Unmanipulated haploidentical transplantation for adult patients with hematological malignancies.

The number of patients transplanted using Haplo-HSCT is increasing consistently in Europe and United States.

Haplo-HSCT with the use of PTCy for GVHD prophylaxis, allows low incidence of grade III to IV acute GVHD, chronic GVHD, and comparable survival with HLA-matched unrelated and cord blood transplantation.

Introduction

Allogeneic hematopoietic stem cell transplantation (HSCT) represents a curative treatment for different hematological disease. HSCT from a human leukocyte antigen (HLA)-matched sibling donor (MSD) is the standard of care for treating those patients, however only 25% to 30% of the patients in need have a MSD available. Even with the use of large unrelated donor registries, 25% of Caucasian patients are unable to find an HLA matched unrelated donor (MUD), and this percentage increases to 50% to 85% for individuals of other ethnicities.

Historically, the use of mismatched related donor was limited by the high level of HLA disparities, rendering this strategy such an alternative, using a “megadose of CD34+ selected graft” after ex-vivo T-cells depletion, to avoid severe graft versus host disease (GVHD). However, this approach was associated with high risk of graft failure, relapse and delayed immune recostitution.
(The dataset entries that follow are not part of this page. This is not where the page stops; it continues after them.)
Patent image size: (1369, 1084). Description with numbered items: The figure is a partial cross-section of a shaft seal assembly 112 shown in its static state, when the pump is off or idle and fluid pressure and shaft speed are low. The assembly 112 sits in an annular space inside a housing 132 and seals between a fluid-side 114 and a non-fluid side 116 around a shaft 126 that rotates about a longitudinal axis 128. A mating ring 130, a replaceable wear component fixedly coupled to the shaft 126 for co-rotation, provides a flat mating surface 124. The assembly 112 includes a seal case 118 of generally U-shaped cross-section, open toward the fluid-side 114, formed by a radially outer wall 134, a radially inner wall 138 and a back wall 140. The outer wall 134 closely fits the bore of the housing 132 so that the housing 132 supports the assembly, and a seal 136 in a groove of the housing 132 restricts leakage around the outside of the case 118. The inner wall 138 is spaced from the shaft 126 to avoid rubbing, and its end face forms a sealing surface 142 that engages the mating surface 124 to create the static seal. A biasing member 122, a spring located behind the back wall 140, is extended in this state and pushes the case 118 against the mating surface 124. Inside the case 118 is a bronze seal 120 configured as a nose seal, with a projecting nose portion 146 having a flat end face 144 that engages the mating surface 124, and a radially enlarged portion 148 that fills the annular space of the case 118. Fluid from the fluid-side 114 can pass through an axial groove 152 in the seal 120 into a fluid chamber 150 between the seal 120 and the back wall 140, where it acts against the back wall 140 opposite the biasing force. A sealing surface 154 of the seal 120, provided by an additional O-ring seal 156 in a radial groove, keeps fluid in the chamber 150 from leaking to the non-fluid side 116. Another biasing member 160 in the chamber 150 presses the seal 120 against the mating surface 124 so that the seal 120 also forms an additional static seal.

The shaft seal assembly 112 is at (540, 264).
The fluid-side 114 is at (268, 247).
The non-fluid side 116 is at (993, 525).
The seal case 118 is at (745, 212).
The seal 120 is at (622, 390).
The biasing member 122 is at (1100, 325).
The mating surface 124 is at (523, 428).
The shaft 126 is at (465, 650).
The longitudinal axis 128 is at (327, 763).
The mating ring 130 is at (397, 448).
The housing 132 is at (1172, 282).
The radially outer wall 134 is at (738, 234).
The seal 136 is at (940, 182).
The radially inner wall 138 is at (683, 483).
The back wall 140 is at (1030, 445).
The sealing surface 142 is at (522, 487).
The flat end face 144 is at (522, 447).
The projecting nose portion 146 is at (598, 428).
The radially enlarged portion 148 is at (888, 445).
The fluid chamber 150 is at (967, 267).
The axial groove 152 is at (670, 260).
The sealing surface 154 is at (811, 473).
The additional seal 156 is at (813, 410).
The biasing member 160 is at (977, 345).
More recently, the use of novel strategies without ex-vivo T-cell depletion made the use of unmanipulated haploidentical transplants (haplo-HSCT) feasible, allowing a continuous increase in its use in different countries.

Current state of the art

Haplo HSCT are attractive because do not require any graft manipulation, and allow important reduction of costs, making the procedure affordable for the majority of transplant centers. In addition, family donors are easily available and highly motivated, the procedure may be organized fast, avoiding delay. There are several platforms of haplo-HSCT available, and among them, two main approaches were developed in the last decades with different platform of GVHD-prophylaxis, based either on anti-thymocyte globulin (ATG) or on post-transplant cyclophosphamide (PT-Cy). Details on the recent studies available are showed in Table .
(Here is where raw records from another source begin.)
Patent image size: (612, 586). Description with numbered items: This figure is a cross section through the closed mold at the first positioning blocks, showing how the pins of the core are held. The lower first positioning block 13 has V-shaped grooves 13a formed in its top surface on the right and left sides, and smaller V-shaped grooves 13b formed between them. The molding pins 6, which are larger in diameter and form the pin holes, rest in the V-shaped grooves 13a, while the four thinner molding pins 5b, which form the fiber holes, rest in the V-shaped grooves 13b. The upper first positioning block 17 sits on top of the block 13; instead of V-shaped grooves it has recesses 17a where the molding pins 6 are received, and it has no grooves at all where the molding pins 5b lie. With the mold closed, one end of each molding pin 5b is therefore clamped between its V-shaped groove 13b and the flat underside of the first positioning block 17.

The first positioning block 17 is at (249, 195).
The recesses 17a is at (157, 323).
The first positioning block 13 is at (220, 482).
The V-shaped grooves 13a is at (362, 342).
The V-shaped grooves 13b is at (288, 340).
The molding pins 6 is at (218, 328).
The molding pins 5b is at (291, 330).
ATG allows extensive in vivo T-cell depletion and induces tolerance with expansion of regulatory T-cells. ATG effectively reduce GVHD incidence after both MSD and MUD HSCT. The Beijing group firstly reported the efficacy of the “GIAC protocol” in haplo-HSCT, using intensified immunosuppression through ATG, cyclosporine (CSA), mycophenolate-mofetil (MMF), short-course methotrexate, and monoclonal antibodies. On the other hand, Luznik et al introduced the use of high dose PT-Cy for GVHD prophylaxis in the combination with reduced-intensity conditioning regimen (RIC) and bone marrow (BM) as stem-cell source. In the absence of prospective trials comparing the different platforms of haplo-HSCT, most of the data come from single centers or registries reports.
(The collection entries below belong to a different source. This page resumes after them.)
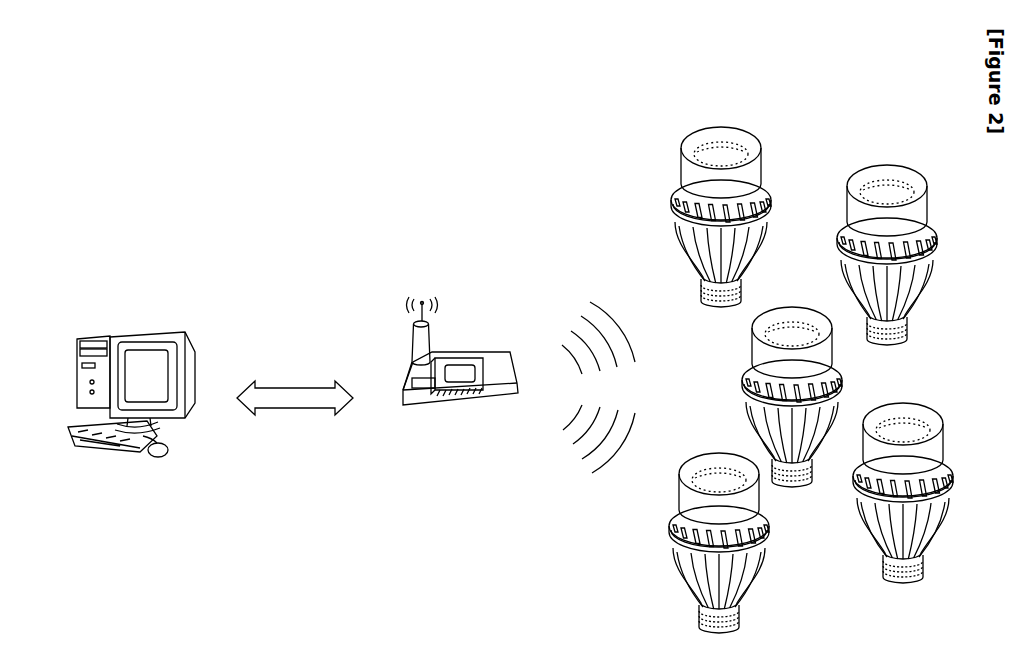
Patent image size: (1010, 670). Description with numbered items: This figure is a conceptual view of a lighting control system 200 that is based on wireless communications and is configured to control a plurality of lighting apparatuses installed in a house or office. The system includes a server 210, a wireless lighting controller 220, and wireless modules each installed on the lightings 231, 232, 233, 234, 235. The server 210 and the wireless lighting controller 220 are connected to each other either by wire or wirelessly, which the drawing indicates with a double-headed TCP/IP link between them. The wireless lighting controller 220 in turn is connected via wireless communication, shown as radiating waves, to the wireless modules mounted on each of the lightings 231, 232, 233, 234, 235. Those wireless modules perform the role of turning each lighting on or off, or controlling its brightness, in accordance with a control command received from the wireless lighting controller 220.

The lighting control system 200 is at (504, 188).
The server 210 is at (118, 449).
The wireless lighting controller 220 is at (470, 408).
The lighting 231 is at (748, 133).
The lighting 232 is at (920, 175).
The lighting 233 is at (800, 303).
The lighting 234 is at (938, 404).
The lighting 235 is at (770, 526).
The PT-Cy is more frequently associated with calcineurin inhibitors and MMF, however some authors reported the efficacy of the PT-Cy in combination with rapamycin to enhance regulatory T-cells, showing low rates of acute GVHD and NRM, and favorable immune reconstitution profile.

Despite the low incidence of acute and chronic GVHD and the low NRM also for older patients reported with RIC PT-Cy, disease recurrence is rather high, partially due to the high risk disease in most of the transplanted patients.

The broad HLA disparities in the haplo setting was a limitation to the use of peripheral blood stem cell (PBSC). With the intent to overcome the relapse rate some centers explored PBSC in the unmanipulated haplo-HSCT. Recently, 2 independent studies by CIBMTR and EBMT compared transplant outcomes of BM and PBSC recipients. Bashey et al reported 681 haplo-HSCT with different hematological malignancies receiving either PBSC or BM as stem cell source with PT-Cy. Results were comparable with, however, higher risk of acute and chronic GVHD in PBSC recipients. The ALWP-EBMT registry, analyzed 451 patients with AML and ALL. Overall survival and LFS as well chronic-GVHD and relapse risk were not different using BM versus PBSC, while acute GVHD grade 2–4 was significantly higher in PBSC recipients. Together, these two retrospective confirmed the increased risk of grade 2–4 aGVHD with comparable survival outcomes using PBSC or BM with PT-Cy.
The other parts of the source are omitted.